Las expresiones deportivas están integradas en lo cotidiano. De hecho, el deporte supone un quehacer que para muchos es una parte substantiva de sus vidas, al menos durante ciertos años. Pero no solo eso, la propia práctica contiene un mundo particular que integra un sin fin de reglas y de hábitos que terminan constituyendo su peculiar filosofía. Ello ocurre tanto en aquellos deportes de equipo como en los de desempeño individual. Sucede con el boxeo del que ni soy aficionado ni estoy al tanto de sus noticias, pero sé que ha generado una épica que desde siempre tuvo su acogida en el cine como un género. El entretenimiento cinematográfico acoge a otro tipo de espectáculo en el que son fácilmente integrables historias de superación personal, de amor y de odio, de corrupción o de mera lucha por la vida, sin dejar de lado, claro está, la estricta competición.
Tirar la toalla es uno de los dichos asociados al boxeo que es sinónimo de rendición pura y dura. Cuando la toalla se arroja desde la esquina del cuadrilátero la pelea se suspende y de inmediato es dado como ganador el púgil cuyo preparador no la tiró. Es una señal de oprobio que acompaña al abandono de quien dice: "hasta aquí hemos llegado"; una detención ansiada del sufrimiento, pero, a la vez, un reconocimiento del fracaso que tira a la basura meses de entrenamiento, ingentes esfuerzos e ilusiones; incluso puede suponer el fin de una vida deportiva tras una dilatada carrera. Se dice que no hay nada peor que abandonar, caer a la lona y ser incapaz de incorporarse es un final más digno.
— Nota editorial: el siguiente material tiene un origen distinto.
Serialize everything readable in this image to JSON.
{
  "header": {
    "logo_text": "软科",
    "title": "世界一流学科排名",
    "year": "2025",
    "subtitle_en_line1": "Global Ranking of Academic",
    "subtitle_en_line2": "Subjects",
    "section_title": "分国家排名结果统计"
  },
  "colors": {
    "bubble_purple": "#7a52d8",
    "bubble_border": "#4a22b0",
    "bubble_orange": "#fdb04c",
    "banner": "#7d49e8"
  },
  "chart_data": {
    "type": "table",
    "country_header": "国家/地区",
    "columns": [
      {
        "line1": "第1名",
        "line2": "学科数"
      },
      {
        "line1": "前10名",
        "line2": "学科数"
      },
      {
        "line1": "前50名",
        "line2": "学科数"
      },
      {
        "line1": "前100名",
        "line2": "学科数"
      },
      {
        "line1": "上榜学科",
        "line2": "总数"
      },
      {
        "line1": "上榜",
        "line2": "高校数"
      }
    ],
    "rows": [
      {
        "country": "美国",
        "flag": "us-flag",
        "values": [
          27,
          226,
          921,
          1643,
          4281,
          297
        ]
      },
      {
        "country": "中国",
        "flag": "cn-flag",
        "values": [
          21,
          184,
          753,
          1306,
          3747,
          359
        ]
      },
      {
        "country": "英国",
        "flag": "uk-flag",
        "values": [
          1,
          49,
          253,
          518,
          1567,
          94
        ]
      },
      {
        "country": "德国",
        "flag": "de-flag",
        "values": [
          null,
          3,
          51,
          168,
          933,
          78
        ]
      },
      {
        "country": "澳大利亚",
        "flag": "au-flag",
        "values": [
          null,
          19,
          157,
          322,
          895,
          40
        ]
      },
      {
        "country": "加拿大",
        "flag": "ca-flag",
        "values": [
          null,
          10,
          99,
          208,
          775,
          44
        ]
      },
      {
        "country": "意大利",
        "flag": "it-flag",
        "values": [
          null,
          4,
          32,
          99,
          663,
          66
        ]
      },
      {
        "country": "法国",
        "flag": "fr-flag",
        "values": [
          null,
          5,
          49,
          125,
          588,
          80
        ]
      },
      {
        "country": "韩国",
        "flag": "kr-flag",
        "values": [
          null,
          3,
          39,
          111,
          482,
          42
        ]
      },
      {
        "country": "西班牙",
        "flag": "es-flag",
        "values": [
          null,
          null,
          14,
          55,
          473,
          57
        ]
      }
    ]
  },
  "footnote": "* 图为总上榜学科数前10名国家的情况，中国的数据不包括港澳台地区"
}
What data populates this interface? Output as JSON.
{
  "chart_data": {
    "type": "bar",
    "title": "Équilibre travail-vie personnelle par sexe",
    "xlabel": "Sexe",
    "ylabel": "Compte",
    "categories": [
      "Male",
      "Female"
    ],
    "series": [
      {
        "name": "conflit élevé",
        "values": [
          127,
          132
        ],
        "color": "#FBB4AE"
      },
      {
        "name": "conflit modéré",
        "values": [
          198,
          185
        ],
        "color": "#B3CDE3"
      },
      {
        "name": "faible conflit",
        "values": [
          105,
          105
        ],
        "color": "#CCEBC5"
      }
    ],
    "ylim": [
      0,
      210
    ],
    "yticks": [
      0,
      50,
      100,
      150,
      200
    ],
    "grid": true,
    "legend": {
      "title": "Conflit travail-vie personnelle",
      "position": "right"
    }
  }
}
Una película de un joven director finlandés propone una visión diferente. Inspirada en la historia real de un panadero aficionado al boxeo que en 1962 disputó un combate por la corona mundial frente al curtido campeón estadounidense, aboga por que ese gesto acerbo tenga un sentido diametralmente opuesto. Para Olli Mäki, erigido en símbolo del nacionalismo pueril, aquel día en que perdió el combate, uno de oprobio para quienes depositaron en él el orgullo de su país, será el más feliz de su vida. El hecho de que fuera esa jornada cuando tomase conciencia de estar enamorado es quizá secundario, lo relevante es que pudiera tirar la toalla para poder vivir la vida deseada. Entonces no era un acto de rendición sino de auténtica liberación.